Meanwhile, those marked as "having race" are ground down by the pendular stresses of having to explain what it feels like to be you - why are you black? why are you black? why are you black? - over and over again. Or alternatively, placed in a kind of conversational quarantine of muteness in which any mention of racial circumstance reduces all sides to tears, fears, fisticuffs and other paroxysms of unseemly anguish.

This sad habitual paralysis in the face of the foreign and the anxiety producing. It is as though we were all skating across a pond that is not quite thoroughly frozen. Two centuries ago, or perhaps only a few decades ago, the lake was solidly frozen. And if, for those skating across the surface, things seemed much more secure. It was a much more dismal lot for those whose fates were frozen at the bottom of the pond.

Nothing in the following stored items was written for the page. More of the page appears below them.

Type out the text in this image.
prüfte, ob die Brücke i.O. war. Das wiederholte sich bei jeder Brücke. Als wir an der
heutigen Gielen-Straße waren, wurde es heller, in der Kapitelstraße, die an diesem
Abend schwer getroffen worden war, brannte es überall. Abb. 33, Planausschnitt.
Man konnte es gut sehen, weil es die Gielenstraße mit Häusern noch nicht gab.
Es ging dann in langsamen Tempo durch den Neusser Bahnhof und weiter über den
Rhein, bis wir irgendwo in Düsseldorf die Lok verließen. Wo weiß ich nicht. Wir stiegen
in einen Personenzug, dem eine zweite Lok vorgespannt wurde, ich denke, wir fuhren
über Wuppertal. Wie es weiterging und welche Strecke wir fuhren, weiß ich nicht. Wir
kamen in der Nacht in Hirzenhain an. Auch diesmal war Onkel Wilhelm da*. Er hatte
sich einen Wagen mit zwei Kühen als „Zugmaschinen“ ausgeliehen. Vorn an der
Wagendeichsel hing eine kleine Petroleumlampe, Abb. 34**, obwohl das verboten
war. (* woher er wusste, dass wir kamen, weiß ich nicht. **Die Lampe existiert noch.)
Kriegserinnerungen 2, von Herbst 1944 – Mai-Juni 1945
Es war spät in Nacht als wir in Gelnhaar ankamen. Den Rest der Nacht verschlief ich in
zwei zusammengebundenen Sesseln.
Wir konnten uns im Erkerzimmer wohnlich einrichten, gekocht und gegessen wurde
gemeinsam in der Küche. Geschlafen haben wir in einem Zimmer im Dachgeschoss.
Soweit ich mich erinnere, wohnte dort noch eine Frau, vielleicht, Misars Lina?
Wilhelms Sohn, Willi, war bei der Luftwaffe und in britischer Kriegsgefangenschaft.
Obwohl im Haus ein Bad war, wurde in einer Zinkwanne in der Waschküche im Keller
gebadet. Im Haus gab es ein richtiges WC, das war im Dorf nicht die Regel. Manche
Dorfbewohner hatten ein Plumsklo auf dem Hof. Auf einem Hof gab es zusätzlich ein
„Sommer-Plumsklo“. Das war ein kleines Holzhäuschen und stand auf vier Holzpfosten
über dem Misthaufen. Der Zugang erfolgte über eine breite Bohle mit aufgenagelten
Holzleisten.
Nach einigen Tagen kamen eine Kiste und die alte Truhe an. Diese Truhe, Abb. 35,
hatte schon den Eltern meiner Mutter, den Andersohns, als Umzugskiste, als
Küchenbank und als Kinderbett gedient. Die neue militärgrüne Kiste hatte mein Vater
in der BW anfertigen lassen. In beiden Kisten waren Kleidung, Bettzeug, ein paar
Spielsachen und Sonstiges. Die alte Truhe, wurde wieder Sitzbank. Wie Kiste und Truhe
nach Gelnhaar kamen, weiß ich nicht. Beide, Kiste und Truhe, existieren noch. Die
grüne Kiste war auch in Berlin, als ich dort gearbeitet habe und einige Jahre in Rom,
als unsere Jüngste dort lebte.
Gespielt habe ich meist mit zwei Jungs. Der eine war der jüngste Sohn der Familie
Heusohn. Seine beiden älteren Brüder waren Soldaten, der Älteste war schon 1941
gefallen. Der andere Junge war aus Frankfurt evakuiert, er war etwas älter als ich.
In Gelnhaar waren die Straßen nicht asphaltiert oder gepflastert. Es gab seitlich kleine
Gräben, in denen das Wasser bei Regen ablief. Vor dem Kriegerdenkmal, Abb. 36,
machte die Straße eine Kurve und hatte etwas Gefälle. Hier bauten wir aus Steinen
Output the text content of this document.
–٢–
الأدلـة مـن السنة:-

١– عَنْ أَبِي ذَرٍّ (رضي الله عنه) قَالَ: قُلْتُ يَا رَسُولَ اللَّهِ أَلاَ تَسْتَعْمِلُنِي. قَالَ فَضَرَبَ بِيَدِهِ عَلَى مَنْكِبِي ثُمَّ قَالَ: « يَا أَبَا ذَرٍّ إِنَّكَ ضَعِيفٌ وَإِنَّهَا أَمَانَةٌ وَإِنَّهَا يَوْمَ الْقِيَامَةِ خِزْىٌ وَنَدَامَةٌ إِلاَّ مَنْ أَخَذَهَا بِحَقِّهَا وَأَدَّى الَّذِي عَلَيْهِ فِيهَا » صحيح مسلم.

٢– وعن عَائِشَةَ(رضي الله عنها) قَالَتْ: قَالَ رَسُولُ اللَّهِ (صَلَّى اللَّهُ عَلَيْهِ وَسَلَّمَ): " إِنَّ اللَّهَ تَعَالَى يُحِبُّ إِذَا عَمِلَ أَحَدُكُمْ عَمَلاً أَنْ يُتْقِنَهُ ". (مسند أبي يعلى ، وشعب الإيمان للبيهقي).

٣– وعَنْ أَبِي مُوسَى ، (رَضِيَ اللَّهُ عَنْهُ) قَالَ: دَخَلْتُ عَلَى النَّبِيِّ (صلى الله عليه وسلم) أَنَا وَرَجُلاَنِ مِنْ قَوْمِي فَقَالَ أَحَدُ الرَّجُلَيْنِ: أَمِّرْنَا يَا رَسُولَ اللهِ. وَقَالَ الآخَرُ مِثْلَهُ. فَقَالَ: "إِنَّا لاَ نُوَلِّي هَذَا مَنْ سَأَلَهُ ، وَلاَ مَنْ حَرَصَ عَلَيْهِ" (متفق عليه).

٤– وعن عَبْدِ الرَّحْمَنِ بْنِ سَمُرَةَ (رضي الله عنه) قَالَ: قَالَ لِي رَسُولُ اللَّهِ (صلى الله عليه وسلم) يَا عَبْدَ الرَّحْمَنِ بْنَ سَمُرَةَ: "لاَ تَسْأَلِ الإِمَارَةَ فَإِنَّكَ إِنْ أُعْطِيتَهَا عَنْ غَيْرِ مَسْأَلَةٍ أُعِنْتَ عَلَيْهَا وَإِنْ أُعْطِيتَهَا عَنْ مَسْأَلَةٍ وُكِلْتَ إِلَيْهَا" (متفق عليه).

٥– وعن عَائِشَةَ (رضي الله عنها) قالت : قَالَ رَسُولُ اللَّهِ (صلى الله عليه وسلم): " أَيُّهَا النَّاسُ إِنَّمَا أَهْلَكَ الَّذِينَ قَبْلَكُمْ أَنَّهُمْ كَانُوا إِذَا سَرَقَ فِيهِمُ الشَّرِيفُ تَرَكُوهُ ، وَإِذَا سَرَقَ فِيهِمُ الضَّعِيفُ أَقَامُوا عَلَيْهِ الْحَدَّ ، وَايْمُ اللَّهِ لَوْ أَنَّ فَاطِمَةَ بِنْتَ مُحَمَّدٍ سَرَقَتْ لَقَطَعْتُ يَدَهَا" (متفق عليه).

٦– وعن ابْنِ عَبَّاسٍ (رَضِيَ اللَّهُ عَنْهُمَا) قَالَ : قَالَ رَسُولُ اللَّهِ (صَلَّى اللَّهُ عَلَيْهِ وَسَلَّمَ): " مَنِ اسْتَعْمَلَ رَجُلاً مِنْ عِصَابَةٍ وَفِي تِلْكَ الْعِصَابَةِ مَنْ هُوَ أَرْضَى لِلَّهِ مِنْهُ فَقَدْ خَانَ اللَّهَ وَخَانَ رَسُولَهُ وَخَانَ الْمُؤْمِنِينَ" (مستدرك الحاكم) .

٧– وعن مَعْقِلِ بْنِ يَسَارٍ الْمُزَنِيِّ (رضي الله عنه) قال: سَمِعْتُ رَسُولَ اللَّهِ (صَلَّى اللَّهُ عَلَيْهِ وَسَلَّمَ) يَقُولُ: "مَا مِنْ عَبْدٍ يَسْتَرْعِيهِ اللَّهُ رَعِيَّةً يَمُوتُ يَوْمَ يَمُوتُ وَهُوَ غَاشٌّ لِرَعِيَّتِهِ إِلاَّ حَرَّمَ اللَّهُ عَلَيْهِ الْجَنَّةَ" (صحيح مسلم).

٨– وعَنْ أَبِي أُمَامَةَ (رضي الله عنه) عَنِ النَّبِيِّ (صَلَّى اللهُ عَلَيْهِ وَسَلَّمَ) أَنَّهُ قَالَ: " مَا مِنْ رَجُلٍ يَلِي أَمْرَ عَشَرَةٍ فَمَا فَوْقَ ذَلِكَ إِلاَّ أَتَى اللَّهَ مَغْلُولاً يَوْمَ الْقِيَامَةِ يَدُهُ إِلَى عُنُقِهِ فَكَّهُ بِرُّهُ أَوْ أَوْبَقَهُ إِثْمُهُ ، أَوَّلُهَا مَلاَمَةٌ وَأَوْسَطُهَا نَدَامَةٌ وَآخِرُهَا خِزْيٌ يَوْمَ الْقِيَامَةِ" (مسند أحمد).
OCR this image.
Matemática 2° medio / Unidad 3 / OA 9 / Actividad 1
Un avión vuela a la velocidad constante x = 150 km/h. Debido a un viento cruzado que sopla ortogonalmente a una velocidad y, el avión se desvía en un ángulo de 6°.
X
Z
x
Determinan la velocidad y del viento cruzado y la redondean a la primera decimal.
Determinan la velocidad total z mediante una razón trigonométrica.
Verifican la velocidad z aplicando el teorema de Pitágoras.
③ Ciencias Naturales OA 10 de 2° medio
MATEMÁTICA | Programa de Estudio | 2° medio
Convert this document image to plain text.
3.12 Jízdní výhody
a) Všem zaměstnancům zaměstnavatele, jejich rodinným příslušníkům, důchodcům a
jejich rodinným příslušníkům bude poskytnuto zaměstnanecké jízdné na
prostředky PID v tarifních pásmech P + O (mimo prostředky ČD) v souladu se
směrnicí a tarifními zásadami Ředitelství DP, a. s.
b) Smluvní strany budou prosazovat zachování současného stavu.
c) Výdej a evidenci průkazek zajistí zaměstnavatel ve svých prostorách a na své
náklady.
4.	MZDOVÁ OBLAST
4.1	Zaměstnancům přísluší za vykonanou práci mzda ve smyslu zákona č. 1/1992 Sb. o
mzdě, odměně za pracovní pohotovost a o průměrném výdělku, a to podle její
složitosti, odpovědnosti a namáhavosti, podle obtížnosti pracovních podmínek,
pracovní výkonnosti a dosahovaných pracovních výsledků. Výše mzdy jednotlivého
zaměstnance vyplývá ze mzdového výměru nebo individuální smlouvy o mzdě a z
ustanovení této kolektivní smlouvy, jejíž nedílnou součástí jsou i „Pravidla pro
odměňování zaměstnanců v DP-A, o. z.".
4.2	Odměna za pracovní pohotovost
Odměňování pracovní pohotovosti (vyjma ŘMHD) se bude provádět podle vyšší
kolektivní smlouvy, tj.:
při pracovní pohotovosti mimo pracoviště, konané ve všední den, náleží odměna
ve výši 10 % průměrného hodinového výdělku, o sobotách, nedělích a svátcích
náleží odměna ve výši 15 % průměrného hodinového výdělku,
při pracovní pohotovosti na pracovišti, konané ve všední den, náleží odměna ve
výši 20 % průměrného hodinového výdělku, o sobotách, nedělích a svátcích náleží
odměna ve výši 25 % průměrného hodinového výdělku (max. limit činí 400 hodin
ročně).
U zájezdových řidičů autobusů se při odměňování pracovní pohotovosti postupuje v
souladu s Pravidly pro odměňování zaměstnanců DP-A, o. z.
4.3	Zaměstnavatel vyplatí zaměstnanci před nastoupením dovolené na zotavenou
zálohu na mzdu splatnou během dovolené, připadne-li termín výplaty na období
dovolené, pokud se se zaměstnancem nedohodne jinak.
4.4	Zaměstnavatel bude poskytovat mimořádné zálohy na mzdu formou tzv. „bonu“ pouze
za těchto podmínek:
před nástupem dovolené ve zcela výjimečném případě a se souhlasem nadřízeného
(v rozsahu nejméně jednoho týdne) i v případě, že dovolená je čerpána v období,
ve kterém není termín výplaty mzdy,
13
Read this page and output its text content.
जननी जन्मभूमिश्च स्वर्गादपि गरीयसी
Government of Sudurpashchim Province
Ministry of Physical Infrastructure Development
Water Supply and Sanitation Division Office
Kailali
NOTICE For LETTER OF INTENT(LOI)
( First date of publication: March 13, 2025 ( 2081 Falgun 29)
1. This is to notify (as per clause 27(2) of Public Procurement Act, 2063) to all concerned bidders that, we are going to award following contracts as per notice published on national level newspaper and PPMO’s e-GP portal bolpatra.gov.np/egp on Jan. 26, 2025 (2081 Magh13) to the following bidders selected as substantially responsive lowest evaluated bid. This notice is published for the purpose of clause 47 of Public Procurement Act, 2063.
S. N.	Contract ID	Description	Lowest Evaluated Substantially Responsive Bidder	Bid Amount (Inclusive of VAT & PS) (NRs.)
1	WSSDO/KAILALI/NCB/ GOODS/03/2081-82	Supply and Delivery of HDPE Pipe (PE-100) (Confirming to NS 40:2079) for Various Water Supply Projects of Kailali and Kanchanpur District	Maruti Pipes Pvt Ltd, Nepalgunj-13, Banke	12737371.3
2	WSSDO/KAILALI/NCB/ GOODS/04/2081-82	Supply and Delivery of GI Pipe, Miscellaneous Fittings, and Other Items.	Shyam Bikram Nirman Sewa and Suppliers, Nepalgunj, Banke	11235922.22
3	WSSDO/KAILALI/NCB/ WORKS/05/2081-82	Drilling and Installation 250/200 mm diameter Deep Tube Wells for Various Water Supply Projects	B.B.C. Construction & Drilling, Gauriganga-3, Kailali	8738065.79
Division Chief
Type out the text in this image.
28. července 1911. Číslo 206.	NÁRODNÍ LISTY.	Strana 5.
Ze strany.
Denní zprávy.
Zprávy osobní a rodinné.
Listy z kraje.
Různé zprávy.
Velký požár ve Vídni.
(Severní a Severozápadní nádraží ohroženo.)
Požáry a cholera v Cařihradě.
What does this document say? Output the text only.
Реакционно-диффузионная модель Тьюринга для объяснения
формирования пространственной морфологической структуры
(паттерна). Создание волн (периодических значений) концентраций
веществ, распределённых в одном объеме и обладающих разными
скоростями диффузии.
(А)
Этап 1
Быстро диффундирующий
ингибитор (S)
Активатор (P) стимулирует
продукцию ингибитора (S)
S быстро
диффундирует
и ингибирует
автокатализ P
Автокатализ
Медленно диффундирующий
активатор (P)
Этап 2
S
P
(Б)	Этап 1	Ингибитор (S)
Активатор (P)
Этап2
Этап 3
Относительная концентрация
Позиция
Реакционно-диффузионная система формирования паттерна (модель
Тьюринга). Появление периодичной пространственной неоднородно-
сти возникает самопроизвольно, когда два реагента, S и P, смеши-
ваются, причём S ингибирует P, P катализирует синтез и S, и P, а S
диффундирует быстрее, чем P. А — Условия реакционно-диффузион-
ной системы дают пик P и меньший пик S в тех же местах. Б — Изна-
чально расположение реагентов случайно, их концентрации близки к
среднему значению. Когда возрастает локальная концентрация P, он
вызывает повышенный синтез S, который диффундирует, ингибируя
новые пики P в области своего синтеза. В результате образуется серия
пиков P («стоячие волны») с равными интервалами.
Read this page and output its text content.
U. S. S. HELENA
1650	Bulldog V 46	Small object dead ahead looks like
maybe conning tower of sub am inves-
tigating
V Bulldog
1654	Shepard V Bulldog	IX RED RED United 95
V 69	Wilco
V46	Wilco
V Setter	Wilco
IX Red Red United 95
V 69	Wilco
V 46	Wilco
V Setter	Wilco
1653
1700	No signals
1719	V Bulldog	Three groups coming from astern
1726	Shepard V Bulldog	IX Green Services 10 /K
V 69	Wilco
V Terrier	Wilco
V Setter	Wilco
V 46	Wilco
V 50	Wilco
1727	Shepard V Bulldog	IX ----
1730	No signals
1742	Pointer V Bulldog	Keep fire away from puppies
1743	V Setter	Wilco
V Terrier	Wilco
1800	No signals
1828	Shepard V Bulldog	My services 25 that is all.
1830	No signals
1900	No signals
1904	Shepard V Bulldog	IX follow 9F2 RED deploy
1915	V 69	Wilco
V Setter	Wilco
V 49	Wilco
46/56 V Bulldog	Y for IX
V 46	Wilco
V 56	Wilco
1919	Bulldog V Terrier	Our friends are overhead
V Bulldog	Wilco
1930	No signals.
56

Over time, the weather of race relations has warmed somewhat and some few of those at the bottom have found their way to the surface. We no longer hold our breath and we have even learnt to skate. The noisy racial chasm still yawns darkly beneath us all but we few brave souls glide gingerly above upon a skim of hope. Our bodies made light with denial. The black pond so dangerously and thinly iced with conviction that talking about it will only make things worse.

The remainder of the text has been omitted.